The S.C. Secessionist Party has disbanded. The group is mostly known for their “flagging” exercises during which they present the Confederate flag in public arenas around town. The group has also reportedly seen legal action after taking and posting photos of two young African-American boys holding Confederate flags.
It’s worth noting that the group was not an actual political party and was basically a one-man show with a bunch of digital followers. The interesting part of this story is not that the group is disbanding. What caught my attention was leader James Bessenger’s case for ending the group.
No mention of a lawsuit or even lack of interest. In fact, there was apparently an abundance of interest. According to Bessenger, the sheer number of racists and homophobes who found the Confederate flag representative of their views was surprising to him.
In other news, water is wet.
Now, Bessenger’s ignorance is not newsworthy.
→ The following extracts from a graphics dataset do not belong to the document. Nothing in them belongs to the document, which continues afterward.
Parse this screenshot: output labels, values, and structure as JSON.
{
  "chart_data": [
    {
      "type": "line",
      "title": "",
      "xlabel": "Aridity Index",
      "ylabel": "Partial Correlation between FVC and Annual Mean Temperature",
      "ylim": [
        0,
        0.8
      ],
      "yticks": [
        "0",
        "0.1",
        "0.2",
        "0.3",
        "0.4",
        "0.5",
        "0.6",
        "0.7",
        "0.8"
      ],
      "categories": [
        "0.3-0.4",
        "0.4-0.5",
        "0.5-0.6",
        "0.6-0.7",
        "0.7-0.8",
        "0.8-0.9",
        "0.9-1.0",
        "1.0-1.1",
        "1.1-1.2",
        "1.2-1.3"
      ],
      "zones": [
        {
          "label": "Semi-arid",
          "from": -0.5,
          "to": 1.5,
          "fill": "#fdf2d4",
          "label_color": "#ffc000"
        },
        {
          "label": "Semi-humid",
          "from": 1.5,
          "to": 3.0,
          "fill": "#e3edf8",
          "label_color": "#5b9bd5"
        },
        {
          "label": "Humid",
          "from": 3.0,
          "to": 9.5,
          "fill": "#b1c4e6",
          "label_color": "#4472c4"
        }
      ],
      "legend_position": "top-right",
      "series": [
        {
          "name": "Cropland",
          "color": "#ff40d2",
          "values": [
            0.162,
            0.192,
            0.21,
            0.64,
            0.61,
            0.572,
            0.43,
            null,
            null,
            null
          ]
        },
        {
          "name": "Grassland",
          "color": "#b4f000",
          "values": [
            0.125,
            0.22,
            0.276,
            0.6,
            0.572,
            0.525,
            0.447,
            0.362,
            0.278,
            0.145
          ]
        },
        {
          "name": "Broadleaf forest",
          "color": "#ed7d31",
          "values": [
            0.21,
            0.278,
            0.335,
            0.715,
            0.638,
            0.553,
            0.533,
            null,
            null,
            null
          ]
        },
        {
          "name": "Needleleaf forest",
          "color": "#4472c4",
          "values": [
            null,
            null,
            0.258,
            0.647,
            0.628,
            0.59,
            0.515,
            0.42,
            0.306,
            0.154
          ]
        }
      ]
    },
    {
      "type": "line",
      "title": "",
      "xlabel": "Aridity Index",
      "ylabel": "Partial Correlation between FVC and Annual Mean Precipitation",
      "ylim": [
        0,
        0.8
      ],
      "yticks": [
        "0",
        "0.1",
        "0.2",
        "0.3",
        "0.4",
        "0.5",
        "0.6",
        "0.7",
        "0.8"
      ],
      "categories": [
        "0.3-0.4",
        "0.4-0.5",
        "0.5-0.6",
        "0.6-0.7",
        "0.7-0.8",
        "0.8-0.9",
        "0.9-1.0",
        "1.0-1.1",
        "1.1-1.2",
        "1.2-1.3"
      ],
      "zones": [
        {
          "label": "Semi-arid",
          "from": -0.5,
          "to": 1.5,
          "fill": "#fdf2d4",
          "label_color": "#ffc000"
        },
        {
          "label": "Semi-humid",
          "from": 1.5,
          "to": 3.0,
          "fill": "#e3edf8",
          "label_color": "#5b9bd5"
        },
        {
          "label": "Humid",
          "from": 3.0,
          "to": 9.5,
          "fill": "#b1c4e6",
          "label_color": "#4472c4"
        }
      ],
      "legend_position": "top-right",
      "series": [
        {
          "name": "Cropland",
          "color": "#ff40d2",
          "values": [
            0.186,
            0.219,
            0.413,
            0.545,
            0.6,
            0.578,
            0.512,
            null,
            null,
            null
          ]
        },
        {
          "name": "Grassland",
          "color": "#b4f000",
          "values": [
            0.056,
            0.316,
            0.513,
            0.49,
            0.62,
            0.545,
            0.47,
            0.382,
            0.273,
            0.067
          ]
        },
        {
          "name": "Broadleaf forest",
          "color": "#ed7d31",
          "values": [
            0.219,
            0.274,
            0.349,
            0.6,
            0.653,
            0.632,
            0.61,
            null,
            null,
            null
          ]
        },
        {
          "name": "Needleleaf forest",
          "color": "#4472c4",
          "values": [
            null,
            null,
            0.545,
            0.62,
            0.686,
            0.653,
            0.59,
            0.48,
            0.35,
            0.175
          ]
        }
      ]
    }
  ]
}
He’s just another dude who happens to love the Confederate flag. His revelation, though, creates a unique case study in the arguments surrounding the Confederate flag.
As the creator of a group which he described as an alternative to the Sons of Confederate Veterans, Bessenger represents the epitome of the “Southern pride” argument. The contention that the flag represents non-racist Southern heritage is the key reason why groups like the Anti-Defamation League don’t recognize the flag as a hate symbol like swastikas and Klan robes.
Bessenger’s revelation that the same people who follow his flagging group just happen to have a penchant for prejudice and hate does a bit to dash all those claims of non-racist “pride,” to say the least. That is the nuance on which we should focus.
I’ve made this point several times. The Confederate flag cannot be separated from white supremacy, racism, and bigotry. Today, even if one tried to claim that slavery wasn’t the most important reason for secession, the primary symbol of secession sure draws out the racists, as Bessenger has come to learn.
If we can agree that selling merchandise displaying Nazi symbols also adopted by hate groups is unacceptable, I have to ask why selling Confederate flag memorabilia is OK if the banner is also intimately attached to hate? Would Bessenger agree?
In a sense, Bessenger himself has become a symbol of why the Confederate flag needs to be removed from public display for all matters aside from historical education — the man who stood across the street from a Black Lives Matter demonstration has come to be a symbol for the flag’s removal.
For this reason, I have to appreciate Bessenger’s change of heart. I can’t say for sure that he no longer holds his passion for the flag, but I can hope that as a self-proclaimed outsider to the Confederate heritage community, Bessenger may be able to appreciate the feelings of those people who have fought the weight of systemic bigotry and oppression since the European conquering of the New World. The work of eliminating bigotry from our government and country, no matter how benign, continues today.
It is not enough to proclaim equality as a reality simply because of emancipation long ago or Affirmative Action today. To pretend that American history is not based on white supremacy simply because not all white folks or leaders had slaves or because time has passed is a lazy way to enjoy that privilege. Our government was founded by white men who believed enough in white supremacy to allow for the legal enslavement of other human beings. In 2019, acknowledging the Confederate flag as a symbol of hate and keeping it from public view is not erasing history. It is, in fact, acknowledging history. More than that, it is acknowledging equality as a goal toward which those who love divinely continue to strive.
Bessenger told the P&C that he is “too jaded” and “can’t commit any more energy to this movement.”
I am thankful for those who pursue equality and love tirelessly, yesterday and today.